The easiest place to see this is right there on TV. Baseball's problems with television have been well-documented by people with a better understanding of the business than I. Still, think about how manufactured and distant the TV product has become in recent years. As for an example, I don't know where to start: graphic designs copied directly from football without recognizing the fundamental difference between the sports, announcers who have become so bland and inane that even the casual fan is forced to mute, or maybe just the sense that what you're being shown is just a well-funded ad campaign with little or no sincerity. Some fans would point to the MLB's attempt to put the Spiderman logo on the bases as a tipping point. I'm more annoyed by the WebMD Injury Update, which uses 21st-century medical imaging technology to show me a "sore knee."
That's why I miss Skip and Pete -- that is, Skip Caray and Pete van Wieren. It was a sad day for me, a lifelong Braves fan, to watch TBS cancel an old favorite and replace it with the most generic baseball broadcast in recent memory. Gone was the familiarity, the coziness and the sincerity of a guy like Skip, my favorite announcer. My favorite Skip moment came during a game in the late 90's, when the Braves exploded for a ten-run inning. Skip asked when the Braves had last put ten runs across in one inning, and was told (I believe) that it was sometime in the late 80's. To which he responded, "Back then we didn't score ten runs in a week."
But it's unfair to focus the blame on television; it's merely a symptom of a wider problem. Ballparks today are built and priced for the upper-middle class, leaving a crowd of rich white people wondering why African-Americans are choosing to play basketball and football. The lyrical and inventive sports writing of Rice, Lardner and Runyon has been bequeathed to a narrow-minded and insecure minority, bent on opposing the few progressive voices that do emerge on the national scene.
Outside of a lucky chance for an autograph, the fans aren't getting that sincere experience from the players. They're not getting it from the owners or executives (where is Bill Veeck or Larry MacPhail when you really need them?).
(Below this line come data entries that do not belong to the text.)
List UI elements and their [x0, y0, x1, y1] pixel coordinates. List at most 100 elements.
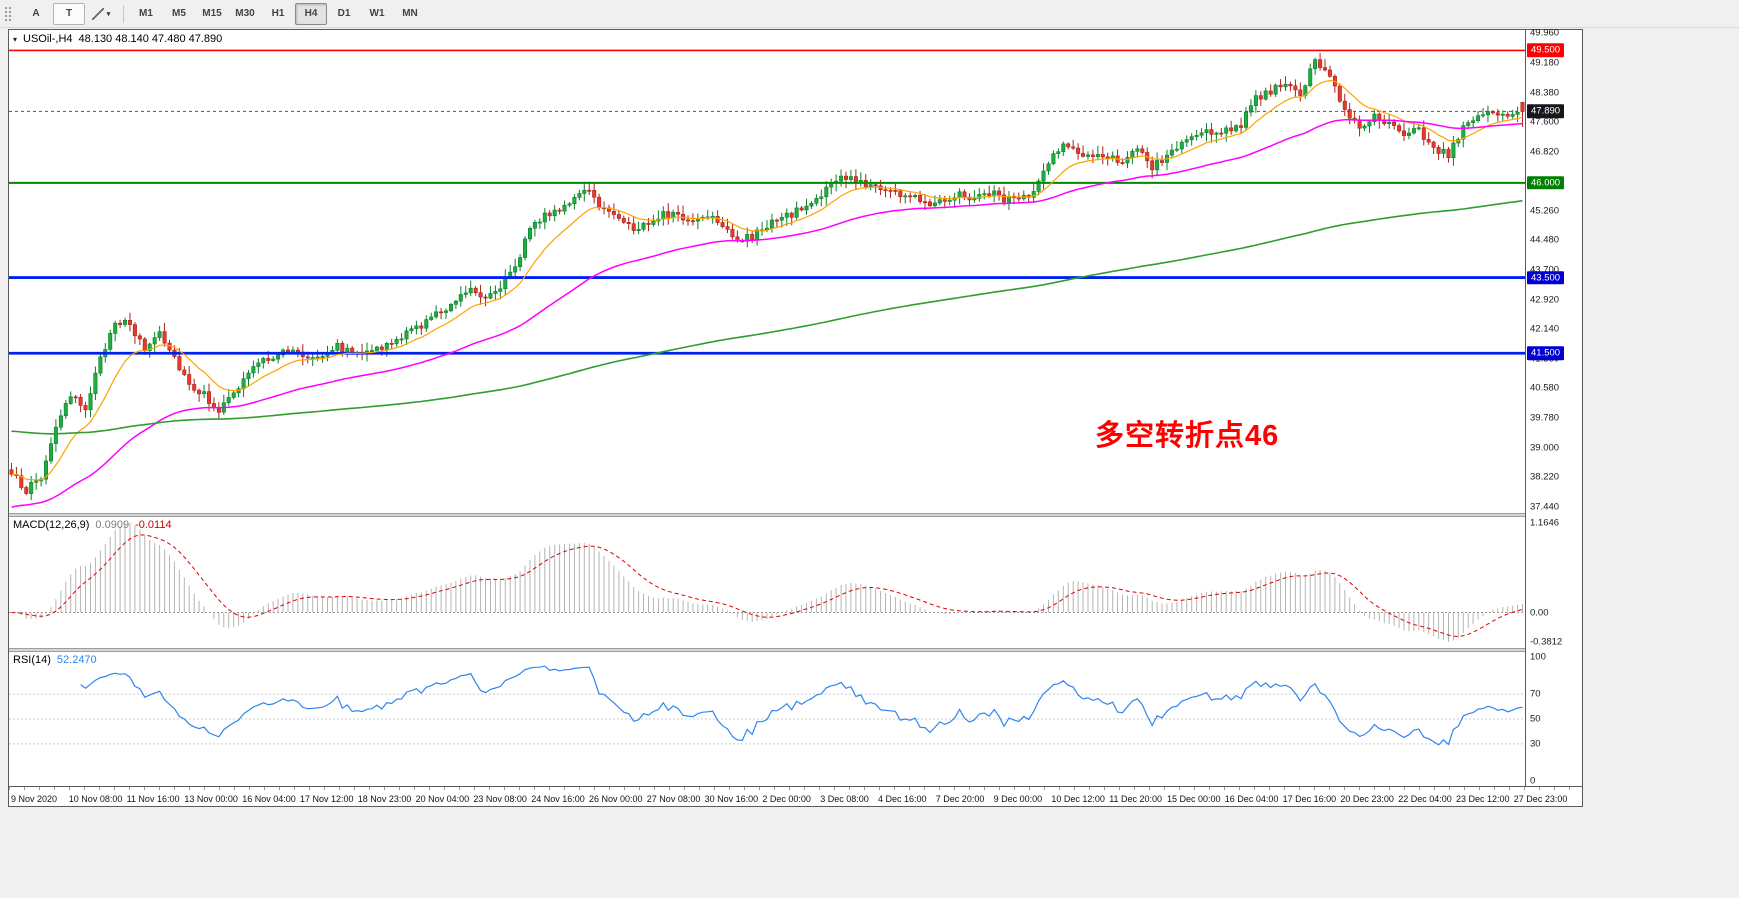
time-label: 11 Nov 16:00	[126, 794, 180, 804]
time-label: 23 Nov 08:00	[473, 794, 527, 804]
price-tick: 43.700	[1530, 264, 1560, 276]
price-tick: 42.920	[1530, 293, 1560, 305]
macd-name: MACD(12,26,9)	[13, 519, 90, 531]
timeframe-button-m5[interactable]: M5	[172, 8, 186, 19]
timeframe-button-h4[interactable]: H4	[295, 2, 327, 25]
time-label: 27 Nov 08:00	[646, 794, 701, 804]
time-label: 22 Dec 04:00	[1398, 794, 1452, 804]
time-label: 13 Nov 00:00	[184, 794, 238, 804]
rsi-pane-canvas[interactable]	[9, 652, 1525, 786]
price-tick: 47.600	[1530, 116, 1560, 128]
time-label: 23 Dec 12:00	[1456, 794, 1510, 804]
price-tick: 49.180	[1530, 56, 1560, 68]
timeframe-button-d1[interactable]: D1	[337, 8, 351, 19]
timeframe-button-h1[interactable]: H1	[271, 8, 285, 19]
price-tick: 37.440	[1530, 501, 1560, 513]
fast-ma-line	[11, 79, 1523, 481]
macd-histogram	[15, 522, 1523, 642]
main-chart-canvas[interactable]	[9, 30, 1525, 513]
rsi-scale-label: 30	[1530, 738, 1541, 750]
timeframe-button-mn[interactable]: MN	[402, 8, 418, 19]
rsi-scale-label: 70	[1530, 688, 1541, 700]
macd-scale-label: -0.3812	[1530, 636, 1563, 648]
slow-ma-line	[11, 199, 1523, 435]
price-scale[interactable]: 49.960 49.180 48.380 47.600 46.820 45.260 44.4…	[1525, 27, 1582, 787]
rsi-label: RSI(14) 52.2470	[13, 654, 97, 666]
time-label: 20 Nov 04:00	[415, 794, 470, 804]
time-label: 16 Nov 04:00	[242, 794, 296, 804]
macd-signal-value: -0.0114	[135, 519, 172, 531]
time-label: 18 Nov 23:00	[357, 794, 412, 804]
timeframe-button-m1[interactable]: M1	[139, 8, 153, 19]
time-label: 26 Nov 00:00	[589, 794, 643, 804]
trendline-icon	[91, 7, 104, 20]
toolbar-separator	[123, 4, 124, 23]
price-tick: 44.480	[1530, 234, 1560, 246]
price-tick: 39.780	[1530, 412, 1560, 424]
price-badge-49.500: 49.500	[1527, 43, 1565, 58]
timeframe-button-m15[interactable]: M15	[202, 8, 222, 19]
label-tool-button[interactable]: T	[53, 2, 85, 25]
chart-window: ▾ USOil-,H4 48.130 48.140 47.480 47.890 …	[8, 27, 1583, 807]
time-label: 9 Dec 00:00	[993, 794, 1043, 804]
timeframe-buttons-group: M1 M5 M15 M30 H1 H4 D1 W1 MN	[130, 2, 426, 25]
price-tick: 49.960	[1530, 27, 1560, 39]
price-tick: 38.220	[1530, 471, 1560, 483]
time-label: 9 Nov 2020	[11, 794, 58, 804]
text-tool-button[interactable]: A	[32, 8, 40, 19]
time-label: 16 Dec 04:00	[1224, 794, 1279, 804]
timeframe-button-m30[interactable]: M30	[235, 8, 255, 19]
symbol-dropdown-icon[interactable]: ▾	[13, 34, 18, 44]
timeframe-button-w1[interactable]: W1	[369, 8, 385, 19]
time-label: 17 Nov 12:00	[300, 794, 354, 804]
toolbar-grip-handle[interactable]	[4, 5, 13, 22]
chart-annotation-text: 多空转折点46	[1095, 420, 1280, 452]
chart-title: ▾ USOil-,H4 48.130 48.140 47.480 47.890	[13, 33, 222, 45]
time-label: 20 Dec 23:00	[1340, 794, 1394, 804]
price-tick: 48.380	[1530, 87, 1560, 99]
time-label: 10 Dec 12:00	[1051, 794, 1105, 804]
time-label: 4 Dec 16:00	[878, 794, 927, 804]
chevron-down-icon: ▾	[106, 10, 111, 18]
rsi-scale-label: 100	[1530, 651, 1546, 663]
time-label: 7 Dec 20:00	[935, 794, 985, 804]
macd-signal-line	[11, 534, 1523, 638]
price-badge-46.000: 46.000	[1527, 176, 1565, 190]
time-label: 10 Nov 08:00	[68, 794, 123, 804]
rsi-value: 52.2470	[56, 654, 97, 666]
price-badge-41.500: 41.500	[1527, 346, 1565, 360]
price-tick: 46.820	[1530, 146, 1560, 158]
macd-scale-label: 0.00	[1530, 606, 1549, 618]
macd-scale-label: 1.1646	[1530, 517, 1560, 529]
time-label: 15 Dec 00:00	[1167, 794, 1221, 804]
price-tick: 42.140	[1530, 323, 1560, 335]
time-label: 27 Dec 23:00	[1513, 794, 1568, 804]
time-label: 30 Nov 16:00	[704, 794, 759, 804]
macd-main-value: 0.0909	[95, 519, 130, 531]
time-label: 17 Dec 16:00	[1282, 794, 1337, 804]
time-axis[interactable]: 9 Nov 2020 10 Nov 08:00 11 Nov 16:00 13 Nov…	[9, 786, 1582, 806]
rsi-scale-label: 0	[1530, 775, 1536, 787]
macd-label: MACD(12,26,9) 0.0909 -0.0114	[13, 519, 172, 531]
price-badge-47.890: 47.890	[1527, 104, 1565, 119]
price-tick: 45.260	[1530, 205, 1560, 217]
price-badge-43.500: 43.500	[1527, 270, 1565, 285]
pane-splitter[interactable]	[9, 648, 1582, 652]
candles	[9, 52, 1525, 501]
price-tick: 40.580	[1530, 382, 1560, 394]
time-label: 11 Dec 20:00	[1109, 794, 1163, 804]
mid-ma-line	[11, 119, 1523, 508]
macd-pane-canvas[interactable]	[9, 517, 1525, 648]
time-label: 3 Dec 08:00	[820, 794, 869, 804]
rsi-line	[80, 665, 1523, 746]
rsi-name: RSI(14)	[13, 654, 51, 666]
rsi-scale-label: 50	[1530, 713, 1541, 725]
time-label: 2 Dec 00:00	[762, 794, 811, 804]
time-label: 24 Nov 16:00	[531, 794, 585, 804]
symbol-timeframe-label: USOil-,H4	[23, 33, 73, 45]
ohlc-values: 48.130 48.140 47.480 47.890	[78, 33, 223, 45]
shapes-tool-button[interactable]: ▾	[85, 3, 117, 25]
pane-splitter[interactable]	[9, 513, 1582, 517]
And they're especially not getting it from the Player's Union. Don Fehr seems like a very capable man, but his recent endeavors as the public face of the MLBPA have been disastrous.
In tough economic times, baseball needs to realize (and we need to remind them) what it is about the sport that makes it special to us. We need to tell them what we get from baseball that we just can't get anywhere else. It's not gone yet. Stand outside Wrigley Field and ask the fans. Go to the blogs and ask the writers. Pick up a book and learn from the historians. Make the effort; it's in your best economic interests.
Until that happens, I guess those few moments I have listed above are the only hope I can cling to that we can still find joy in the basic baseball experience and, as fans, demand more of it from the powers that be. It doesn't have to make me giddy. Maybe it could just make me happy. And maybe the next time I write about the subject, I'll have a top ten list instead of a top four list.

As for Skip, Harry, Ernie, Ring, Damon, Yogi, Casey, Bill Veeck and all the rest: I think they would have wanted it that way.

1 comment:

Branan said...

You just broight tears to my eyes, you SOB. For two reasons: 1) You're absolutely right and 2) I got to run those bases with you and I don't know if I've ever seen you so happy.